Laissons Francis Lagacé nous parler de la concurrence du bien.
La concurrence du bien
1er septembre 2014
Cette expression servait de titre à une conférence que donnaient la très regrettée Carol Gélinas, du Regroupement des organismes communautaires familles de Montréal (ROCFM), et le professeur Michel Parazelli, de l'École de travail social de l'UQAM, sur les PPP sociaux, ces ententes avec des fondations, dont la très célèbre Fondation Chagnon.
L'enfer est pavé de bonnes intentions comme le dit la sagesse des nations. En voulant faire le bien, parfois même en voulant l'imposer, on conduit souvent à une espèce de compétition absurde qui donne l'impression de bien faire, mais ne change pas grand-chose à la réalité profonde. Cela se voit par exemple quand on prétend s'attaquer à l'épidémie de dépressions dans le monde du travail en fournissant des approches de réadaptation pour le patient alors que c'est le milieu du travail qui est malade.
On pourrait discourir pendant des jours; je me contenterai ici de citer deux exemples contemporains de la concurrence du bien, qui ne s'attaque pas à la racine du mal.
1. Les saines habitudes de vie
Tout cela part d'un excellent principe. Pour vivre en santé, il est tout à fait approprié de se nourrir sainement, de pratiquer une activité physique régulière et d'éviter les substances toxiques. Personne ne peut être contre la promotion de bonnes habitudes.
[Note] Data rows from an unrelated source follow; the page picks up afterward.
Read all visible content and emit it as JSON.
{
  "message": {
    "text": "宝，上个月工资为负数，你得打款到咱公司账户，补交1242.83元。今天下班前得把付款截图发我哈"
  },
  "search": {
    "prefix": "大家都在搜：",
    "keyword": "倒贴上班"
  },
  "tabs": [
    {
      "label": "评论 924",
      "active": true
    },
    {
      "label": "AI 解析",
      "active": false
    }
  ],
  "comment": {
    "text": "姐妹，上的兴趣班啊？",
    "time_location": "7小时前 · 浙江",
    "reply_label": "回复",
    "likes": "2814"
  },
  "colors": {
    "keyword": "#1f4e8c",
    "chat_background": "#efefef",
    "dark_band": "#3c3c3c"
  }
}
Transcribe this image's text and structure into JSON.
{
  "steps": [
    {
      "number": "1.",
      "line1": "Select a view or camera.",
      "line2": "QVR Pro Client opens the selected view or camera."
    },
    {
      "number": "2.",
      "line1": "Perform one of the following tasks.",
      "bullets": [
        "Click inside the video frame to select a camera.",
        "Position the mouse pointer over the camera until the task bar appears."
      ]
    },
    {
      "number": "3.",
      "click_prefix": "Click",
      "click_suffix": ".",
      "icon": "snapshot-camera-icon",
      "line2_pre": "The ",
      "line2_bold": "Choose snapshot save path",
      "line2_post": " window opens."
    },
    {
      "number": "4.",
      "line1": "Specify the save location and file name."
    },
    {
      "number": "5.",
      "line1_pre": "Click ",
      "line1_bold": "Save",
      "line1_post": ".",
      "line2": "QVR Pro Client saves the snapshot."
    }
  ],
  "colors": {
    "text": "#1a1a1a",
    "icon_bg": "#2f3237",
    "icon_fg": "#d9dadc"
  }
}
L'effet pervers de la réduction à cet excellent principe, c'est qu'on rend les individus, et uniquement les individus, responsables de leur état de santé sans tenir compte des causes externes ni des causes systémiques. Ainsi, l'individu malade sera coupable de ne pas avoir pratiqué les saines habitudes de vie.
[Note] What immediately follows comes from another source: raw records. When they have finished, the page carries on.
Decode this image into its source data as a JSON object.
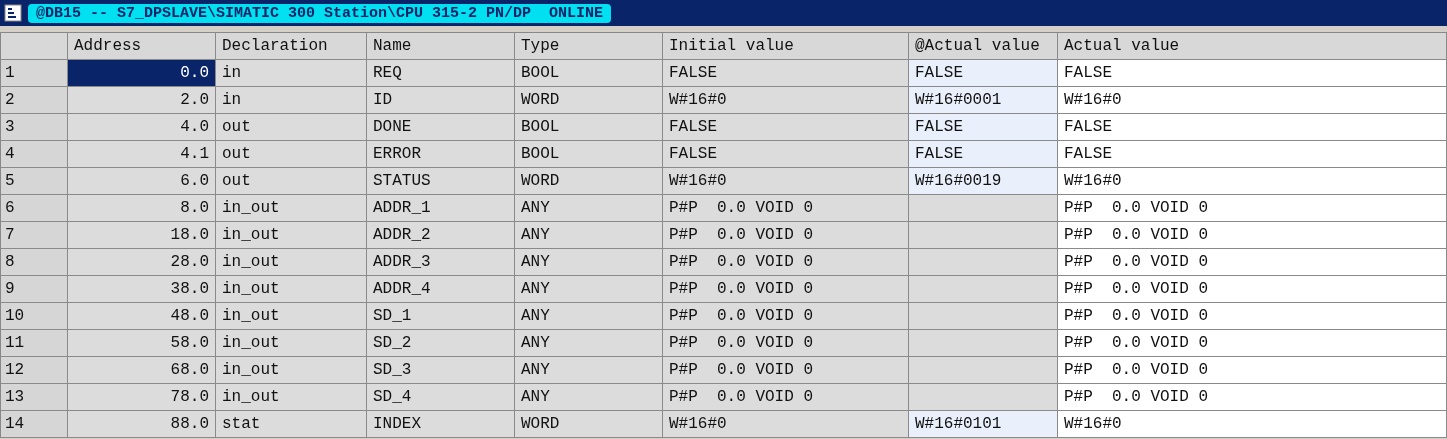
{
  "window": {
    "title": "@DB15 -- S7_DPSLAVE\\SIMATIC 300 Station\\CPU 315-2 PN/DP  ONLINE"
  },
  "table": {
    "columns": [
      "Address",
      "Declaration",
      "Name",
      "Type",
      "Initial value",
      "@Actual value",
      "Actual value"
    ],
    "rows": [
      {
        "number": "1",
        "address": "0.0",
        "declaration": "in",
        "name": "REQ",
        "type": "BOOL",
        "initial_value": "FALSE",
        "at_actual_value": "FALSE",
        "actual_value": "FALSE",
        "selected": true
      },
      {
        "number": "2",
        "address": "2.0",
        "declaration": "in",
        "name": "ID",
        "type": "WORD",
        "initial_value": "W#16#0",
        "at_actual_value": "W#16#0001",
        "actual_value": "W#16#0",
        "selected": false
      },
      {
        "number": "3",
        "address": "4.0",
        "declaration": "out",
        "name": "DONE",
        "type": "BOOL",
        "initial_value": "FALSE",
        "at_actual_value": "FALSE",
        "actual_value": "FALSE",
        "selected": false
      },
      {
        "number": "4",
        "address": "4.1",
        "declaration": "out",
        "name": "ERROR",
        "type": "BOOL",
        "initial_value": "FALSE",
        "at_actual_value": "FALSE",
        "actual_value": "FALSE",
        "selected": false
      },
      {
        "number": "5",
        "address": "6.0",
        "declaration": "out",
        "name": "STATUS",
        "type": "WORD",
        "initial_value": "W#16#0",
        "at_actual_value": "W#16#0019",
        "actual_value": "W#16#0",
        "selected": false
      },
      {
        "number": "6",
        "address": "8.0",
        "declaration": "in_out",
        "name": "ADDR_1",
        "type": "ANY",
        "initial_value": "P#P  0.0 VOID 0",
        "actual_value": "P#P  0.0 VOID 0",
        "selected": false
      },
      {
        "number": "7",
        "address": "18.0",
        "declaration": "in_out",
        "name": "ADDR_2",
        "type": "ANY",
        "initial_value": "P#P  0.0 VOID 0",
        "actual_value": "P#P  0.0 VOID 0",
        "selected": false
      },
      {
        "number": "8",
        "address": "28.0",
        "declaration": "in_out",
        "name": "ADDR_3",
        "type": "ANY",
        "initial_value": "P#P  0.0 VOID 0",
        "actual_value": "P#P  0.0 VOID 0",
        "selected": false
      },
      {
        "number": "9",
        "address": "38.0",
        "declaration": "in_out",
        "name": "ADDR_4",
        "type": "ANY",
        "initial_value": "P#P  0.0 VOID 0",
        "actual_value": "P#P  0.0 VOID 0",
        "selected": false
      },
      {
        "number": "10",
        "address": "48.0",
        "declaration": "in_out",
        "name": "SD_1",
        "type": "ANY",
        "initial_value": "P#P  0.0 VOID 0",
        "actual_value": "P#P  0.0 VOID 0",
        "selected": false
      },
      {
        "number": "11",
        "address": "58.0",
        "declaration": "in_out",
        "name": "SD_2",
        "type": "ANY",
        "initial_value": "P#P  0.0 VOID 0",
        "actual_value": "P#P  0.0 VOID 0",
        "selected": false
      },
      {
        "number": "12",
        "address": "68.0",
        "declaration": "in_out",
        "name": "SD_3",
        "type": "ANY",
        "initial_value": "P#P  0.0 VOID 0",
        "actual_value": "P#P  0.0 VOID 0",
        "selected": false
      },
      {
        "number": "13",
        "address": "78.0",
        "declaration": "in_out",
        "name": "SD_4",
        "type": "ANY",
        "initial_value": "P#P  0.0 VOID 0",
        "actual_value": "P#P  0.0 VOID 0",
        "selected": false
      },
      {
        "number": "14",
        "address": "88.0",
        "declaration": "stat",
        "name": "INDEX",
        "type": "WORD",
        "initial_value": "W#16#0",
        "at_actual_value": "W#16#0101",
        "actual_value": "W#16#0",
        "selected": false
      }
    ]
  }
}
Pourtant, même sans pratiquer de saines habitudes de vie, on a de meilleures chances d'être en santé longtemps si on vit à Westmount que si on vit à Hochelaga-Maisonneuve.
Rendre les individus seuls responsables de leur santé, c'est dédouaner les causes environnementales, les causes socio-économiques, les causes inhérentes au milieu du travail, c'est faire comme si la pauvreté n'avait pas d'autres effets et pouvait être contrecarrée par un bon régime (qu'on paye comment, s'il vous plaît?).
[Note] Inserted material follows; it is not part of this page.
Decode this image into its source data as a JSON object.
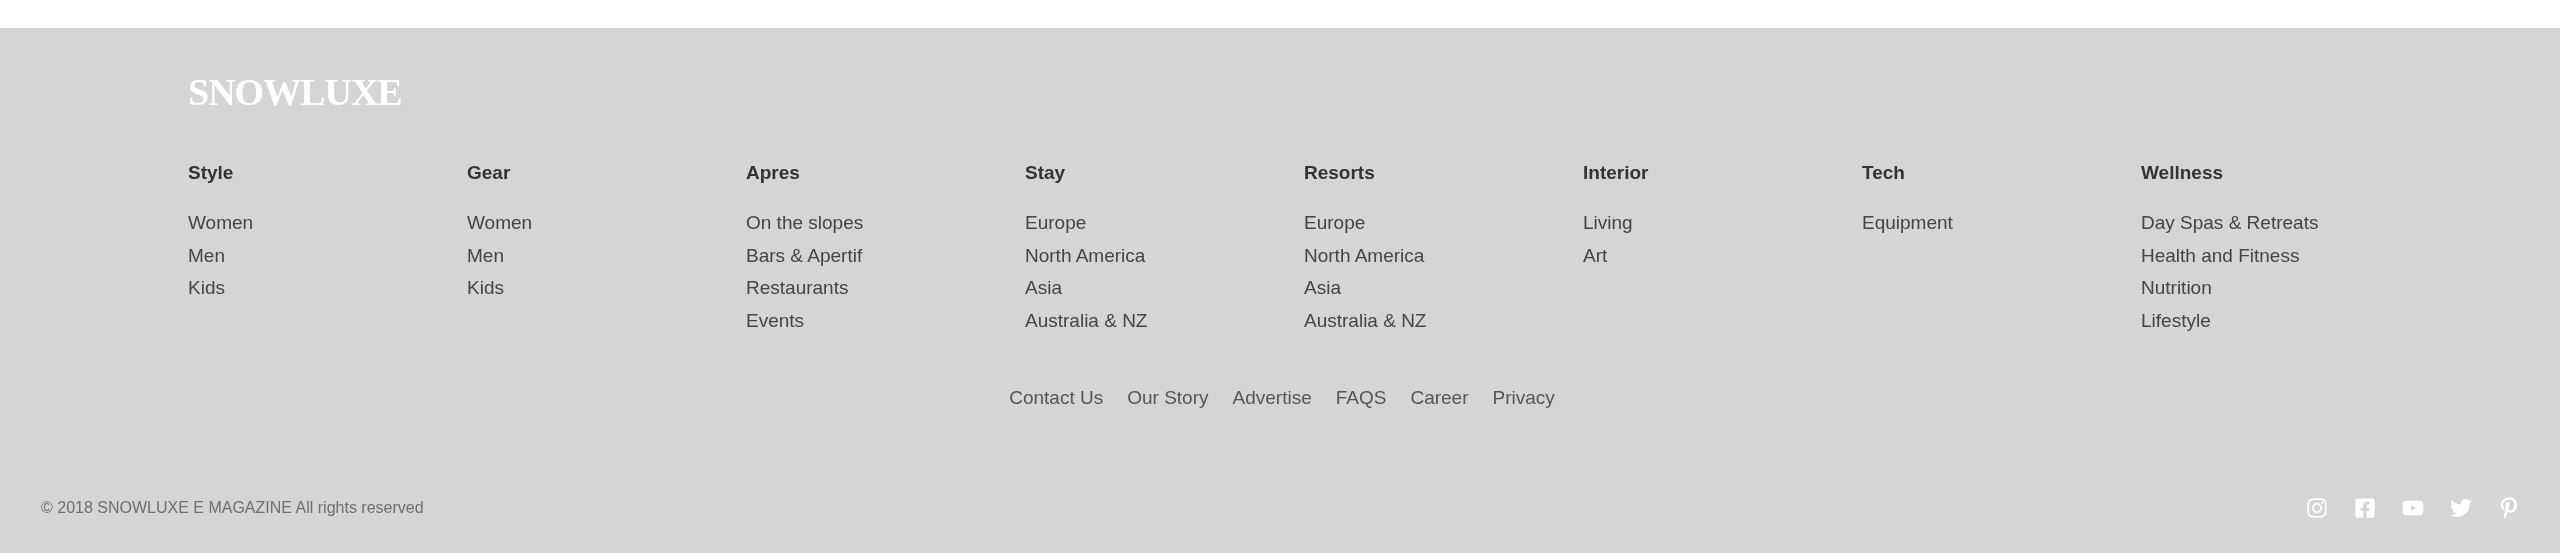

Les causes systémiques nécessitent des solutions systémiques, des décisions collectives et des moyens collectifs (notamment les impôts bien employés).
2. Les défis de contribution pour une bonne cause
En réponse à la folie des vedettes qui ajoutent à leur gloire celle de se verser un seau d'eau glacée sur la tête, une journaliste indienne a eu l'idée de proposer un défi, qui consiste à donner un bol de riz à une personne nécessiteuse.
#Encore un excellent principe. Mais, vous aurez beau donner une assiette pleine à une personne pauvre, il faudra recommencer tous les jours. Ne serait-il pas mieux qu'on lui trouve du travail approprié si elle en est capable et sinon qu'on se cotise collectivement pour assurer sa survie? Ne serait-il pas mieux qu'on ait un régime d'assistance sociale permettant de se loger, se nourrir décemment?
Et cela ne passe-t-il pas par la justice sociale, la répartition collective des richesses et, notamment, par des impôts bien employés?
On n'en sort pas: il y a les solutions à la pièce, qui donnent bonne conscience et qui font de si belles photos, et il y a les solutions collectives, qui ne sont ni glamour ni pipole.